Evento reúne especialistas e autoridades para fortalecer a rede de acolhimento familiar
Brasília, 25 de outubro de 2024 – Nesta quinta-feira (24), a Secretaria de Desenvolvimento Social (Sedes) participou do seminário “Acolhimento Familiar: Interseccionalidades com o Sistema de Garantia de Direitos no Distrito Federal”. O evento, promovido no auditório do Ministério Público do Distrito Federal e Territórios (MPDFT), aborda os progressos e dificuldades do serviço de acolhimento familiar para crianças na primeira infância.

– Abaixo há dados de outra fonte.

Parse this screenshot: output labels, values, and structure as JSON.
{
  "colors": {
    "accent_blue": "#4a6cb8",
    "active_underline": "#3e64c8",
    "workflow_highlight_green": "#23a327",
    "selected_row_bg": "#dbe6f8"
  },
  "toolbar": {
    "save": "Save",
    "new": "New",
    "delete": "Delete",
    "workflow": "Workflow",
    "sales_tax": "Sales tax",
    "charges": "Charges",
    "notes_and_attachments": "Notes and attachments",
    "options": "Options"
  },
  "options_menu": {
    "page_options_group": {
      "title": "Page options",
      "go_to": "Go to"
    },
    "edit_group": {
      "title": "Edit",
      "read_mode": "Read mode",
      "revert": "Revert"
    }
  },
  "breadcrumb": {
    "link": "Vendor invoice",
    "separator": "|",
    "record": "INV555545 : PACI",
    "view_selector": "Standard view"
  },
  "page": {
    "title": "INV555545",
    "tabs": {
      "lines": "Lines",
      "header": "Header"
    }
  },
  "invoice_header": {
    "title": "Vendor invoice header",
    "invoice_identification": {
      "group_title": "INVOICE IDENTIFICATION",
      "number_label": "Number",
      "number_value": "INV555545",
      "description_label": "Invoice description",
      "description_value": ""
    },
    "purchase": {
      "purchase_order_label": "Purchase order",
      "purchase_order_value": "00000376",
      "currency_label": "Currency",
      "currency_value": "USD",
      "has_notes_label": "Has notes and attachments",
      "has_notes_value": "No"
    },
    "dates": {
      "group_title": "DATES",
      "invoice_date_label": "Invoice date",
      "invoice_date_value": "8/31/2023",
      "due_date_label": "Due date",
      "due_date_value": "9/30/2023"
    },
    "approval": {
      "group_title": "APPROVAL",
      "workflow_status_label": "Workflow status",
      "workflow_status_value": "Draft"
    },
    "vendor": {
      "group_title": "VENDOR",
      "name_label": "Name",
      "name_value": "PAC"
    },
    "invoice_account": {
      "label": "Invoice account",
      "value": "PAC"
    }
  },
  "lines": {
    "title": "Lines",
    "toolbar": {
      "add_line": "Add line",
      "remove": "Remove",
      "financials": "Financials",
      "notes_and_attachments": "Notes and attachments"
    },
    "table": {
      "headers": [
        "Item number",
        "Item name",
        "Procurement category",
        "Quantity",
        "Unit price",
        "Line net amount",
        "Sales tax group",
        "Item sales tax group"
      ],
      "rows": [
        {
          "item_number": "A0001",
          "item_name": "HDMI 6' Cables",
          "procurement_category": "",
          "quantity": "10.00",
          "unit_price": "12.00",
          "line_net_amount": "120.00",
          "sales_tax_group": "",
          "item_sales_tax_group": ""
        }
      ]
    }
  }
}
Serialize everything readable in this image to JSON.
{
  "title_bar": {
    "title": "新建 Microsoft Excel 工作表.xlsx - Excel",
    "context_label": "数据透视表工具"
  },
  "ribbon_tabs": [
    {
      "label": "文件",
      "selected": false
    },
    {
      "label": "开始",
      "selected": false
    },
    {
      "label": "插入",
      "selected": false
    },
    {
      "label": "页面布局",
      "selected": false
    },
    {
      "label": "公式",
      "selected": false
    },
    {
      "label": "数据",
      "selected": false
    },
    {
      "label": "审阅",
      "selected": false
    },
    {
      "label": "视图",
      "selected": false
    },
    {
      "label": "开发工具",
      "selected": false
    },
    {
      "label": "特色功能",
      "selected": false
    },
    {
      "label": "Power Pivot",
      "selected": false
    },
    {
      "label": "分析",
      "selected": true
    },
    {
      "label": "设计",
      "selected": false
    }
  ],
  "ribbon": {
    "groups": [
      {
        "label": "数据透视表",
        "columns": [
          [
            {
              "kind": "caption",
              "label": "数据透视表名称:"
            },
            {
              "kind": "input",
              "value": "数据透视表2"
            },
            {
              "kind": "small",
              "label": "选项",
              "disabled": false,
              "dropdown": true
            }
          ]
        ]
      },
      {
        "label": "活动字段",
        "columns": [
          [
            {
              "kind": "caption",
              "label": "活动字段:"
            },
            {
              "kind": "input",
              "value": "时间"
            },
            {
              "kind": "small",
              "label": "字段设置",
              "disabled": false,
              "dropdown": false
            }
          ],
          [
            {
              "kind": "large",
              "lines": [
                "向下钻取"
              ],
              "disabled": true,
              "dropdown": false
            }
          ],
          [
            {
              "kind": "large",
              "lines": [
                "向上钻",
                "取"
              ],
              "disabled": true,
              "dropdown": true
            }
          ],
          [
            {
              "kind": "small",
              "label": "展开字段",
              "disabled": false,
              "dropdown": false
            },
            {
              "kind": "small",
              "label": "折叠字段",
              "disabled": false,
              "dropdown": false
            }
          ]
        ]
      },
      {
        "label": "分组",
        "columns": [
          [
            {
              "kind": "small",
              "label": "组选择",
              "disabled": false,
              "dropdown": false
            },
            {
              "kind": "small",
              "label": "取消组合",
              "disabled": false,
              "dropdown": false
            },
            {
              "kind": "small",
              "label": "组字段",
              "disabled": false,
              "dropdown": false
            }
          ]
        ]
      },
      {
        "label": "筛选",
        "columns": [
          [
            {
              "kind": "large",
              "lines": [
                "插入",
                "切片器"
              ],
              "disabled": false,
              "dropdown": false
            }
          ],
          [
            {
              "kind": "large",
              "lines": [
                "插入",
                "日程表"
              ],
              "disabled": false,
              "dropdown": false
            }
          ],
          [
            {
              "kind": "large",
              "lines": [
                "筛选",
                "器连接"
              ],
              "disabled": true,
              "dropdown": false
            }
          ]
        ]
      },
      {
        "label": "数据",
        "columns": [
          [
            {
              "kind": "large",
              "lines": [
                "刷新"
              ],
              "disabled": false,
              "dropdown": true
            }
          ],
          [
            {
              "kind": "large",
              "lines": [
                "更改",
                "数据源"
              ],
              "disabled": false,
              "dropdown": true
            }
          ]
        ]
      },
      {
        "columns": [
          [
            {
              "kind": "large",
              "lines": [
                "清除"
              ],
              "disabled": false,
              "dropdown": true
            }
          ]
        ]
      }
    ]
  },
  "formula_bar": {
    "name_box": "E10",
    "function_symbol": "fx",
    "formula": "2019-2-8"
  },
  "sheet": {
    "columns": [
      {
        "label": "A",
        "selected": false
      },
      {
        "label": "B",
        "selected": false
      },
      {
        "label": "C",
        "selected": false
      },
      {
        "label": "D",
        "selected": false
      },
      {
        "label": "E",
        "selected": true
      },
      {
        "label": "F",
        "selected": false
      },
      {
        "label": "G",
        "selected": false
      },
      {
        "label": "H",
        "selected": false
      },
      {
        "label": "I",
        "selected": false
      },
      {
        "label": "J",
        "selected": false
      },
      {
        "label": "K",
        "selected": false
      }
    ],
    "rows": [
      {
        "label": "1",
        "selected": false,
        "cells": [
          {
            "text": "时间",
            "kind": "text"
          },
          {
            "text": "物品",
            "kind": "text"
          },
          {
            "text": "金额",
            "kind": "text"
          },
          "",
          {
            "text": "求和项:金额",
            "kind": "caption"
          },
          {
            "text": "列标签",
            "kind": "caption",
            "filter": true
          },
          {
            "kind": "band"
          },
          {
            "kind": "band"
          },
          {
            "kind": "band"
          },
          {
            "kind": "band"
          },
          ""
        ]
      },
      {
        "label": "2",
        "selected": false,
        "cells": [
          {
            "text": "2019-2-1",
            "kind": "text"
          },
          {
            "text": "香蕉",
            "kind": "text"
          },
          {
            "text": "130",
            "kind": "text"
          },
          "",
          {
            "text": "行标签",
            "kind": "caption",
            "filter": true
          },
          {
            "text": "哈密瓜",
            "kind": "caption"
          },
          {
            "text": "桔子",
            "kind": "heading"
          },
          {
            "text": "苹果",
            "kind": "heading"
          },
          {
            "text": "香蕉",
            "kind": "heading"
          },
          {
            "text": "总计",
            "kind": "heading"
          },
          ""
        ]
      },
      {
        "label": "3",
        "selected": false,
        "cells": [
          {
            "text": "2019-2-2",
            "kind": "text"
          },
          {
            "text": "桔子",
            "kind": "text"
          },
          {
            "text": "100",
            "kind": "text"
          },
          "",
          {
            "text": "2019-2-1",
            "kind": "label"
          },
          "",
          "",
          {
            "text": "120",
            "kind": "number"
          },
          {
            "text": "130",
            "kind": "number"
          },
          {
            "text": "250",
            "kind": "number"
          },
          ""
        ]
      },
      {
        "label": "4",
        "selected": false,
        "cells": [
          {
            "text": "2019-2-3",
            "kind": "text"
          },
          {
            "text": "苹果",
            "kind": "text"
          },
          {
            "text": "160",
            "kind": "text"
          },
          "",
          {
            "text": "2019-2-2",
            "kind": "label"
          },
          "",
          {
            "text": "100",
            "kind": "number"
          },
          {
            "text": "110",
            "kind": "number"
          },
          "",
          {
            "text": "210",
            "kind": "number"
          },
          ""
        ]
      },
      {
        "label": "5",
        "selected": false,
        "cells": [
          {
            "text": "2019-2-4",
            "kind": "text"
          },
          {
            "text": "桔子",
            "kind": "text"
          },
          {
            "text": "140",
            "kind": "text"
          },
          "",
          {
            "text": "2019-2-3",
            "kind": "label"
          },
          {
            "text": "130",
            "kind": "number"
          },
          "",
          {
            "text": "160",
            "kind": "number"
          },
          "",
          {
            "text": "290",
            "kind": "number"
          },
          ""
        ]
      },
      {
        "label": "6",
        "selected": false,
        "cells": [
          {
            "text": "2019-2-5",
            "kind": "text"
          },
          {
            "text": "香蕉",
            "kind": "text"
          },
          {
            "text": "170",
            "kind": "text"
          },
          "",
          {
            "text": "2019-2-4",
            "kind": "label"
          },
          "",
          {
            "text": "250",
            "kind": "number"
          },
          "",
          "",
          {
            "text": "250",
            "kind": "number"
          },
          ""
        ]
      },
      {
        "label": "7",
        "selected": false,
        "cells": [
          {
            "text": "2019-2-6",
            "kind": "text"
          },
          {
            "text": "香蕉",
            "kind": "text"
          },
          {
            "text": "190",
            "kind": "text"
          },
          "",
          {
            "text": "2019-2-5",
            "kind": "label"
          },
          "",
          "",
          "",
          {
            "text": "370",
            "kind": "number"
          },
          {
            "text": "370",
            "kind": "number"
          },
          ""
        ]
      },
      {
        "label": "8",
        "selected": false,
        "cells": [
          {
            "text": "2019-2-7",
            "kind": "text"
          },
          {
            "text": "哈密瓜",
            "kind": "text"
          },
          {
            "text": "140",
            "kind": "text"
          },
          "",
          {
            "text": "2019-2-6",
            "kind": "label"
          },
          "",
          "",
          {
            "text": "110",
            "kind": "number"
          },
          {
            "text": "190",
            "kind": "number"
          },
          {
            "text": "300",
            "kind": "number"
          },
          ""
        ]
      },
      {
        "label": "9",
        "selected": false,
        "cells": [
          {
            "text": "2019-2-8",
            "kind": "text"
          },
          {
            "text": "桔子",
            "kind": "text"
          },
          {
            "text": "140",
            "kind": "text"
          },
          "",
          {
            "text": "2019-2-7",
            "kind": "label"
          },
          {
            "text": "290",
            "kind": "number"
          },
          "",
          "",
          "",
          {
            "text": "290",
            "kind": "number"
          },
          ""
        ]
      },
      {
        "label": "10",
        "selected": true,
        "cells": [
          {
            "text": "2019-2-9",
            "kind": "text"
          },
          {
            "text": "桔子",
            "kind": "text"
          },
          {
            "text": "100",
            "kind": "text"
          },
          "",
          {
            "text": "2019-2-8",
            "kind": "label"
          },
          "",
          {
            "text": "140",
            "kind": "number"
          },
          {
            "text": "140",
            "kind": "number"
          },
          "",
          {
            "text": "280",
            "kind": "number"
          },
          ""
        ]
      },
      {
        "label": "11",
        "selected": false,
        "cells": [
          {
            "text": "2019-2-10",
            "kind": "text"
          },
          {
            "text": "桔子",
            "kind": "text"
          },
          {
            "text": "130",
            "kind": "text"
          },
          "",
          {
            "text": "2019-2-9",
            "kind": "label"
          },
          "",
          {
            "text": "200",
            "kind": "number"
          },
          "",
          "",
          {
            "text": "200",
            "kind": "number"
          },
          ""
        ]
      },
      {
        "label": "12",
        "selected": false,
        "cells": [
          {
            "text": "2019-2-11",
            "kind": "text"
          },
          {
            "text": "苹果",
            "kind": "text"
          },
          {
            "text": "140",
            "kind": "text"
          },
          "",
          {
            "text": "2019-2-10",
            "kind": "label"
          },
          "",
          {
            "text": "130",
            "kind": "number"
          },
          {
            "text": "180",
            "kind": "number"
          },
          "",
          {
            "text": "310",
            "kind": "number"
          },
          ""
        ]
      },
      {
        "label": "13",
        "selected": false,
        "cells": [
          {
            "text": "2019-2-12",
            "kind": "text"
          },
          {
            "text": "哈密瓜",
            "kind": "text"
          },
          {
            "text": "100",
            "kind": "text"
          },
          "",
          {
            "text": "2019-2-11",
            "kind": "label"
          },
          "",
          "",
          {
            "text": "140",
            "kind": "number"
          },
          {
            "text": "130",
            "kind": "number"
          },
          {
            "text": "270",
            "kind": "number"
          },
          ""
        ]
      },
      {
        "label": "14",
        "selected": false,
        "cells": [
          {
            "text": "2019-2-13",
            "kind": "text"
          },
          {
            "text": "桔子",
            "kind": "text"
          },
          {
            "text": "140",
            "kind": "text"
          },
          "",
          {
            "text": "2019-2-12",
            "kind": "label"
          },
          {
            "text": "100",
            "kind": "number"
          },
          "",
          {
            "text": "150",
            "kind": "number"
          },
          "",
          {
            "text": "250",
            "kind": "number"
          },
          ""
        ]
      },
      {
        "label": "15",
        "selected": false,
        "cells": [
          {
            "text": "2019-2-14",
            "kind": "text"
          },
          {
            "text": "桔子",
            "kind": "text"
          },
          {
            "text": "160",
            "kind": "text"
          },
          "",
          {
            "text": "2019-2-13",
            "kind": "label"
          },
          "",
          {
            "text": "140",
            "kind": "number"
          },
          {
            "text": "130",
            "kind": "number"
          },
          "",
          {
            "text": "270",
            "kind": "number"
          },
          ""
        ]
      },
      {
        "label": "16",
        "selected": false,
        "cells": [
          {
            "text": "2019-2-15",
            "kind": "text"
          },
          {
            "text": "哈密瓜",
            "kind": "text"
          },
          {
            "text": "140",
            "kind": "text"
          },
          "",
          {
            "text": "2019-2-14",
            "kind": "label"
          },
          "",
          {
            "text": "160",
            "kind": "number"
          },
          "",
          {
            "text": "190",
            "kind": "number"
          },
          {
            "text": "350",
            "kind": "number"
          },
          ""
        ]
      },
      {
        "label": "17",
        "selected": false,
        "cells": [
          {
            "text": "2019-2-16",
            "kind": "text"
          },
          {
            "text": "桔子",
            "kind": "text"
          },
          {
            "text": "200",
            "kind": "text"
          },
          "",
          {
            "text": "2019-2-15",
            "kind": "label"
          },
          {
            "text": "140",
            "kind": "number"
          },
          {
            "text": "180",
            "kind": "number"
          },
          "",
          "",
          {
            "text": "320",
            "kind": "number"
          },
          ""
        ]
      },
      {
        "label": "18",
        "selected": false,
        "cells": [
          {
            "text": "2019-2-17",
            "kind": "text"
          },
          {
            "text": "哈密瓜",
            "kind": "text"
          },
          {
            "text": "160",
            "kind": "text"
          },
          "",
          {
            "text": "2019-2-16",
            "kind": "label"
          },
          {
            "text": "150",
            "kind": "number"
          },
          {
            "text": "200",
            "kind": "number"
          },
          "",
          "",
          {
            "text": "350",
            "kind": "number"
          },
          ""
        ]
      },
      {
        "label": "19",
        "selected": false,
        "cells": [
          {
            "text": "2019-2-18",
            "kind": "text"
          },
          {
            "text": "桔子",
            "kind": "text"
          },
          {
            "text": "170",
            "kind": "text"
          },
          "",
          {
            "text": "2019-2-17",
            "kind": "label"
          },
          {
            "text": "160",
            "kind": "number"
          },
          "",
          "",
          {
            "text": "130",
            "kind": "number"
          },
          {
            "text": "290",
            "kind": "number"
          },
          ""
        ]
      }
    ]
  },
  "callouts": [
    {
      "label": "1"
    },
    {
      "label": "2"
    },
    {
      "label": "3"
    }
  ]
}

O seminário, fruto da cooperação entre o MPDFT, o programa Família Acolhedora, a Sedes, o Instituto Aconchego e o Tribunal de Justiça do Distrito Federal e Territórios (TJDFT), contou com a presença de especialistas e autoridades da área. Durante dois dias de discussões, das 9h às 18h, o objetivo é sensibilizar a sociedade sobre a importância da expansão da rede de acolhimento familiar e o papel do serviço na desinstitucionalização, visando especialmente o desenvolvimento de crianças afastadas do lar por medidas judiciais.
Para a secretária de Desenvolvimento Social, Ana Paula Marra, o acolhimento familiar é prioridade na atual gestão: “A criança deve ser prioridade, e o governador Ibaneis Rocha nos dá liberdade para trabalhar por ela”, declarou. Já o subsecretário de Assistência Social, Coracy Chavante, pontuou que o Distrito Federal tem obtido avanços no acolhimento institucional, fortalecendo a convivência comunitária e familiar para crianças e adolescentes.
No segundo dia do evento, nesta sexta-feira (25), especialistas da Sedes compartilham experiências e práticas que integram a rede de proteção socioassistencial do DF, enquanto ressaltam a importância do programa Família Acolhedora. Este serviço, executado pela Sedes em parceria com a organização Aconchego, oferece acolhimento temporário para crianças de até seis anos afastadas judicialmente de seus núcleos familiares devido a violações de direitos. A prioridade do programa é o retorno da criança à família de origem ou, quando isso não é possível, encaminhá-la para adoção.
Daniela do Nascimento, uma voluntária cadastrada no programa, expressou sua experiência ao acolher crianças em situação de vulnerabilidade. “Vi uma reportagem sobre o programa e me inscrevi junto com meu marido. Em quatro anos, acolhi seis crianças, a maioria bebês. Vivenciei realidades diferentes e me comovi com a situação desses pequenos”, relatou.
Para se cadastrar como família acolhedora, os interessados devem residir no DF, ter condições afetivas e emocionais, contar com a concordância de todos os membros da família, não ter cadastro no Cadastro Nacional de Adoção, possuir histórico criminal limpo, apresentar estabilidade para cuidar de crianças e comprovar renda. Após o cadastro, os voluntários passam por um processo de capacitação e avaliação psicossocial, conduzido pelo Grupo Aconchego, que analisa as motivações e a disposição da família para o acolhimento.